The buildings may appear to be warehouses from a distance. But, in each building is millions of dollars’ worth of equipment that treats millions of gallons of water each week. Some of those buildings belong to Greeley, where water is pulled from the Poudre River and treated before being sent dozens of miles east to the major Weld County city.

“Every time we have a rain event, you’re watching turbidity go up, sediment load goes up, (total organic carbon levels) go up,” said Andrew Kabot, Water Treatment Plant Manager for Greeley.

Kabot said the flooding of 2021, caused by burn scar’s inability to absorb water due to the blaze, has already posed a problem for the cities pulling from the river.

“(Increased toxicity levels) creates increased treatment costs, or we have to completely turn off our diversion,” Petrzelka said.

Kabot said Greeley has already had to shut off their intake from the Poudre River several times in 2021 due to increased levels of turbidity in the water.
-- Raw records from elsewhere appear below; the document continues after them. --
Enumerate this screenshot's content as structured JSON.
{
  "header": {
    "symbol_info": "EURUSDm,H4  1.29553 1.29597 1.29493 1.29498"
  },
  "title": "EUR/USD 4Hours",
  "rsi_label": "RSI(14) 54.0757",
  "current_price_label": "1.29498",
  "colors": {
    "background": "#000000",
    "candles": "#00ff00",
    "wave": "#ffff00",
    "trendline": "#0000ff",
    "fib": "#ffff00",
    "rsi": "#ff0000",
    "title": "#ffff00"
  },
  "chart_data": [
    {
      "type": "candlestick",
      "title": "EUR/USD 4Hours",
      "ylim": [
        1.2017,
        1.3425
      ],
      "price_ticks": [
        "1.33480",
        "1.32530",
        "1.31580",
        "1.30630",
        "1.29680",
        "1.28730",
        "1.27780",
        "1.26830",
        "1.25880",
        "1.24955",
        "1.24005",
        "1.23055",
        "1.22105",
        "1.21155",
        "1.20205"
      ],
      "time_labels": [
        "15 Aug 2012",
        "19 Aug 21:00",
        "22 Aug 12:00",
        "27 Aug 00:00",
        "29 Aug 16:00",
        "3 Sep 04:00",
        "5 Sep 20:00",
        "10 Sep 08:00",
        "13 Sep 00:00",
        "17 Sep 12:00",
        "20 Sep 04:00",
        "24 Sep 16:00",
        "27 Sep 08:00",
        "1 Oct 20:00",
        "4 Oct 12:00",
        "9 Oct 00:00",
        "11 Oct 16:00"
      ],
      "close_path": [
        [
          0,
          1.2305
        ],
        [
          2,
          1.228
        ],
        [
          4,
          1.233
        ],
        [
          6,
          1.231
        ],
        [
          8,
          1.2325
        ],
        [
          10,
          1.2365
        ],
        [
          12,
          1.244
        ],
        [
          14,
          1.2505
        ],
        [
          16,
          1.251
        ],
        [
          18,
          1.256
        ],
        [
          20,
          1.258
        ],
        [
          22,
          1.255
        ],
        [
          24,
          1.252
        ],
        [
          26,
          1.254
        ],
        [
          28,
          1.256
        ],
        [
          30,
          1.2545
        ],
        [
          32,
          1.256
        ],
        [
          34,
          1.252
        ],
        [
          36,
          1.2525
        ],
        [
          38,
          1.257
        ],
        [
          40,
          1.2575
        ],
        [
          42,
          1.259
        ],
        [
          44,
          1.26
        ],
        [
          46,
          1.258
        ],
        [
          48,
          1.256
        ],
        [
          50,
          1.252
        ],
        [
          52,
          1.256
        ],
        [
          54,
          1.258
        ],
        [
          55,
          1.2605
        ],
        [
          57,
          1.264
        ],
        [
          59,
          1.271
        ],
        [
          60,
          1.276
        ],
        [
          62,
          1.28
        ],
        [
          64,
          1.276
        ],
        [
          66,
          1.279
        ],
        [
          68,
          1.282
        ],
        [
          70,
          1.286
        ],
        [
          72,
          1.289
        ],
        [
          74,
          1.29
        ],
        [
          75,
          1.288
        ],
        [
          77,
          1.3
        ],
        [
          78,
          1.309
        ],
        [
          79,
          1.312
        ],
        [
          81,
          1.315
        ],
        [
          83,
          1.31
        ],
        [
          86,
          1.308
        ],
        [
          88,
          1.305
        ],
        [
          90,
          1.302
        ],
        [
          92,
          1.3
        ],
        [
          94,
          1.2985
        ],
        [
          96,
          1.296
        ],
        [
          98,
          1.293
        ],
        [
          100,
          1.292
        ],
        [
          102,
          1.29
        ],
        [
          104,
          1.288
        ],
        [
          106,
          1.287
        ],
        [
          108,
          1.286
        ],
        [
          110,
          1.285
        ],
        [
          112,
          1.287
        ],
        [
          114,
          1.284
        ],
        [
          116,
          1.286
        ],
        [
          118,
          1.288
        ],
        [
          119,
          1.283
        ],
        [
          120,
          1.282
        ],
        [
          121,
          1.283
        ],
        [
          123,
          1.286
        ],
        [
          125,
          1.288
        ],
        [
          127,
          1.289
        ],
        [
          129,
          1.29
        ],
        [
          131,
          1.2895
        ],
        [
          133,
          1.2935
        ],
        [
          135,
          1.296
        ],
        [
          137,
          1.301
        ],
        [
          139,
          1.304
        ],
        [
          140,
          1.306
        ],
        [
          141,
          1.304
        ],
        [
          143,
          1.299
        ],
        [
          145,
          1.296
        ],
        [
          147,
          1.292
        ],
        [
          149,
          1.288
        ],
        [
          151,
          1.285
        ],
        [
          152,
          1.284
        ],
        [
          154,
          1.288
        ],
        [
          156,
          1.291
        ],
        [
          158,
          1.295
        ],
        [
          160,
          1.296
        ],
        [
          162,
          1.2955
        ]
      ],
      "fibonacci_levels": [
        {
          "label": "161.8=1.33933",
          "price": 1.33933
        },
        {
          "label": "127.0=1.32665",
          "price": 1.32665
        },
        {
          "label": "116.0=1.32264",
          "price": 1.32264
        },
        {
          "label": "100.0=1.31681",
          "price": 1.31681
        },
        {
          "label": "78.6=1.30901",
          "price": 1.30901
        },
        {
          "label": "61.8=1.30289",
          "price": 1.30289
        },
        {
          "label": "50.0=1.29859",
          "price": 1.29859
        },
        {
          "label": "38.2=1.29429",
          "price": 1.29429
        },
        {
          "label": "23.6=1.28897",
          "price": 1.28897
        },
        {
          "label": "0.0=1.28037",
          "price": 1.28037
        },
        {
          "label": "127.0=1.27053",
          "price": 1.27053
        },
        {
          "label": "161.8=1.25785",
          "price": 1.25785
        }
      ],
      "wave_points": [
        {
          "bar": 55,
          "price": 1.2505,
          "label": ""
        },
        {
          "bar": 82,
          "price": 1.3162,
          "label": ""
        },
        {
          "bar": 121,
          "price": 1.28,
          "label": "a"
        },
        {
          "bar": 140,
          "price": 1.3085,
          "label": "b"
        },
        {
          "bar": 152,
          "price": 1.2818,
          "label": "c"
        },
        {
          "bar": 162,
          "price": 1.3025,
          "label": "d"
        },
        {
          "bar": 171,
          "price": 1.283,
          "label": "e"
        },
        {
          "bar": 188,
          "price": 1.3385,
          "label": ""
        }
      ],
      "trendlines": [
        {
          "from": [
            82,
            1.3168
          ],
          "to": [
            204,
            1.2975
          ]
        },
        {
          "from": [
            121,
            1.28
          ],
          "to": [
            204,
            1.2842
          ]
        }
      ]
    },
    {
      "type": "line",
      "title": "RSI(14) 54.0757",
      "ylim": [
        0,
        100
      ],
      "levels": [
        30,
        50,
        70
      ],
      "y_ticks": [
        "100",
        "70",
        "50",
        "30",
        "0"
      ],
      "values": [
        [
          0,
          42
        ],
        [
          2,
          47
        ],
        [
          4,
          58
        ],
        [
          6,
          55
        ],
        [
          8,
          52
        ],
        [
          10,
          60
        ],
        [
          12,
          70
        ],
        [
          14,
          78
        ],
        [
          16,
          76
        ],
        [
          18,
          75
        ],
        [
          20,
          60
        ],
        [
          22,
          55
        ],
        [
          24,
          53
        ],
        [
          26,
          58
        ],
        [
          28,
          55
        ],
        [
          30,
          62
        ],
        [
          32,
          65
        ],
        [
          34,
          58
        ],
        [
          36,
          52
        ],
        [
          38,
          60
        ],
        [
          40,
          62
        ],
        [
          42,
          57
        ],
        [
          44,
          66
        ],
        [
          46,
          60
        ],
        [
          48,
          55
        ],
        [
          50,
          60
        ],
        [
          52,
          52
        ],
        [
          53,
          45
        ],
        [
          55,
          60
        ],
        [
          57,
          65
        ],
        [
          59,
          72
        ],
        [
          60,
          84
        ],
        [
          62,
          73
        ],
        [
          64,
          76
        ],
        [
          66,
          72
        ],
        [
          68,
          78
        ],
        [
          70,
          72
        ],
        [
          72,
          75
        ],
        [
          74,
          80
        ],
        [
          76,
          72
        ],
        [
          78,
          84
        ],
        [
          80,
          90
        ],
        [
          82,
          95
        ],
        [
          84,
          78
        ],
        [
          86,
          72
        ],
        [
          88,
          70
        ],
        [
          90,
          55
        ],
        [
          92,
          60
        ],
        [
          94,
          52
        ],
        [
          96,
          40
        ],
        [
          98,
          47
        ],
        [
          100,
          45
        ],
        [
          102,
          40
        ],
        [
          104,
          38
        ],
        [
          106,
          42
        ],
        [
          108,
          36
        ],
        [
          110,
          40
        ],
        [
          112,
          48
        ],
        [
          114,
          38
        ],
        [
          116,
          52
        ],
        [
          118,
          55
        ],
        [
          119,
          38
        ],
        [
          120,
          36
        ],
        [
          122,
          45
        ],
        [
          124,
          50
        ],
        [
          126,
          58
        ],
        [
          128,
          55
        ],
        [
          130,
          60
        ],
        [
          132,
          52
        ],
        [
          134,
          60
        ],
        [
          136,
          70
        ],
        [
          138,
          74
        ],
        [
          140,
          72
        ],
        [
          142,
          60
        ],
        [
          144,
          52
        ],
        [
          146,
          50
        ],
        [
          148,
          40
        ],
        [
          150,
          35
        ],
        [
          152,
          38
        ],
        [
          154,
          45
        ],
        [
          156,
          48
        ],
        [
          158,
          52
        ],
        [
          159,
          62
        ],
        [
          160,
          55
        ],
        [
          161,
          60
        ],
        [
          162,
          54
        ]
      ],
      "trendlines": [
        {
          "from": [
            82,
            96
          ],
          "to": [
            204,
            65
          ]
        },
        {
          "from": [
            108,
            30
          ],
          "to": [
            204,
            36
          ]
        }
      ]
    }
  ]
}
And, because the fire scorched such a large area, the city’s backups for water were also impacted.

“This fire is massive in size, it impacted every one of our high mountain reservoirs,” Kabot told CBS4’s Dillon Thomas. “We have (shut off the intake) three times this season so far.”

After heavy rain storms, the levels of toxins in the Poudre do not mix well with the price to treat it.

“If we didn’t switch sources, we may have to slow our plant down just to treat the sediment load because it’s going to be pretty heavy,” Kabot said.

“If any more of our watershed burned, that would definitely be a big issue for us,” Petrzelka said.

Petrzelka said Greeley was forced to strike an emergency deal with those who oversee Horsetooth Reservoir just west of Fort Collins.

“Water that they have in Horsetooth Reservoir, we’re able to trade and give them water directly from the Poudre River. So the water from Horsetooth is going to be cleaner,” Petrzelka said.

Around 90% of the burn scar falls in National Forest land.

The National Forest Service has a tight budget one which rid of their abilities to do proper management on the scar. Volunteers were tasked with coming in and fixing troubled trails and clearing them of toppled trees.

With a small budget and a huge demand, Greeley stepped up and helped secure funding for mulching along the same stretched of the canyon, hoping to expedite the scar’s ability to absorb water. The idea to provide material that can soak up water, and in turn prevent future flooding.

However, Greeley’s input alone won’t be enough to address the issue completely.

“It’s an incredibly expensive project, we’re looking at over 10,000 acres that need to be mitigated at over $40 million,” Petrzelka said.

Kabot feared the city will have to deal with the watershed impacts for many years.

“I’m going to guess we’re going to see the impacts of the Cameron Peak Fire for roughly 10 years,” Kabot said.

In that time, quite literally rising from the ashes, are blossoming signs of new life.

But, as researchers study the watershed and the surrounding landscape, some say we must realize we can no longer just go with the flow.

“We need to be prepared for the extremes that we might not have seen before,” Kampf said.

“Are you saying this is just the beginning?” Thomas asked.

“This is just the beginning,” Kampf replied.